Воронцов открыл глаза. Наиль уже сидела на краю кровати и водила по его телу невесомой ручкой. Подходила бы раньше. На секс втроем. Имела бы его в мозг, пока он драл виртуальную блондинку.
– Убери цыплячьи лапки. Я пристрастился к имитациям людей. Могу и на тебя позариться.
– Вряд ли получится. Не смогу тебя и себя удовлетворить.
– Мозг – барьер удовольствию. Сама твоя расчетливая суть противоречит удовольствию.
– Вовсе нет. Мозг и есть удовольствие. И оно у меня бесконечное. Ему не нужно извергаться наружу.
Воронцов натянул на себя простыню. Блондинка приподнялась на локте, безмолвно участвуя в их разговоре. Загрузку Наиль не остановила.
– Вот объясни мне, такая умная, как я мог пожелать какого-то космического монстра. Любовался на его мятую рожу сверху.
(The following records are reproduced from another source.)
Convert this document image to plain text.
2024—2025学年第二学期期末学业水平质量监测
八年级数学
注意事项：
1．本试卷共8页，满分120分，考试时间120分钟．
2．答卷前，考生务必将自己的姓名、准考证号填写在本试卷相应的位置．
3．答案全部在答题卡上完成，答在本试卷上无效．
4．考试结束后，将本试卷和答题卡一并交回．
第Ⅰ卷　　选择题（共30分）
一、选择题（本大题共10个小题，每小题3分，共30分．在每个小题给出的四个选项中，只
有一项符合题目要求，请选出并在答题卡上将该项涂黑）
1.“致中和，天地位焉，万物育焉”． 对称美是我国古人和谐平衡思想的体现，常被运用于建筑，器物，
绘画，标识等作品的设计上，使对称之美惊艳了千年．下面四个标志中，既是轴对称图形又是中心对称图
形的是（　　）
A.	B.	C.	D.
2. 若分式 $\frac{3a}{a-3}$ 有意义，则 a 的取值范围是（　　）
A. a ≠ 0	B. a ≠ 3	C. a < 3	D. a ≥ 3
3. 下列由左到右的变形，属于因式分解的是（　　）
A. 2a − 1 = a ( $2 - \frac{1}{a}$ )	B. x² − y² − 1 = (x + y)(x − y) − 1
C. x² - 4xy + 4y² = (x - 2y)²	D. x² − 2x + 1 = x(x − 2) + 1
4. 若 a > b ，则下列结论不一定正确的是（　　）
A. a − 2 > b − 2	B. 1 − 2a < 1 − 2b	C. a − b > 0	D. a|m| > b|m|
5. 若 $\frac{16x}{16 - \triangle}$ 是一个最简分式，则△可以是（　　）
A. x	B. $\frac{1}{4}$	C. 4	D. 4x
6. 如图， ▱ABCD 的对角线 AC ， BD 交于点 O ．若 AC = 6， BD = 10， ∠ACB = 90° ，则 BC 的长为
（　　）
Наиль утешающе провела ладонью по щеке. Потянулась острым носиком к уху.
– Ты преувеличиваешь мою способность объяснять людские странности. Но тебе он определенно нужен.
– Растворись в дальних пределах, Наиль. Пойди лучше поиграй с нашим гомункулом.
– Как прикажете, капитан. Только не пожалей потом.
***
Музыка влетала в Воронцова тысячей легких бабочек, делала невесомым, способным парить. Растворение лучше секса и драки. Оно превращает тебя в ноту размером с космос, дрожащую на струнах вселенной. Это ничто и все сразу. Мысли и сомнения не имеют никакого значения. Ничего не имеет, кроме музыки.
– Павел, представляешь, твой пленник пожаловался на жажду и выхлебал литр воды. Даже кофе запросил, видимо, по старой памяти.
Слова мешают звучать музыке внутри. Дергают за ниточки нервов.
– Кофе? М-м, эволюция – это хорошо. Значит, становится человеком.
– Не думаю. Скорее, более совершенной имитацией.
– Плевать.
– Не хочешь посмотреть на его поведение?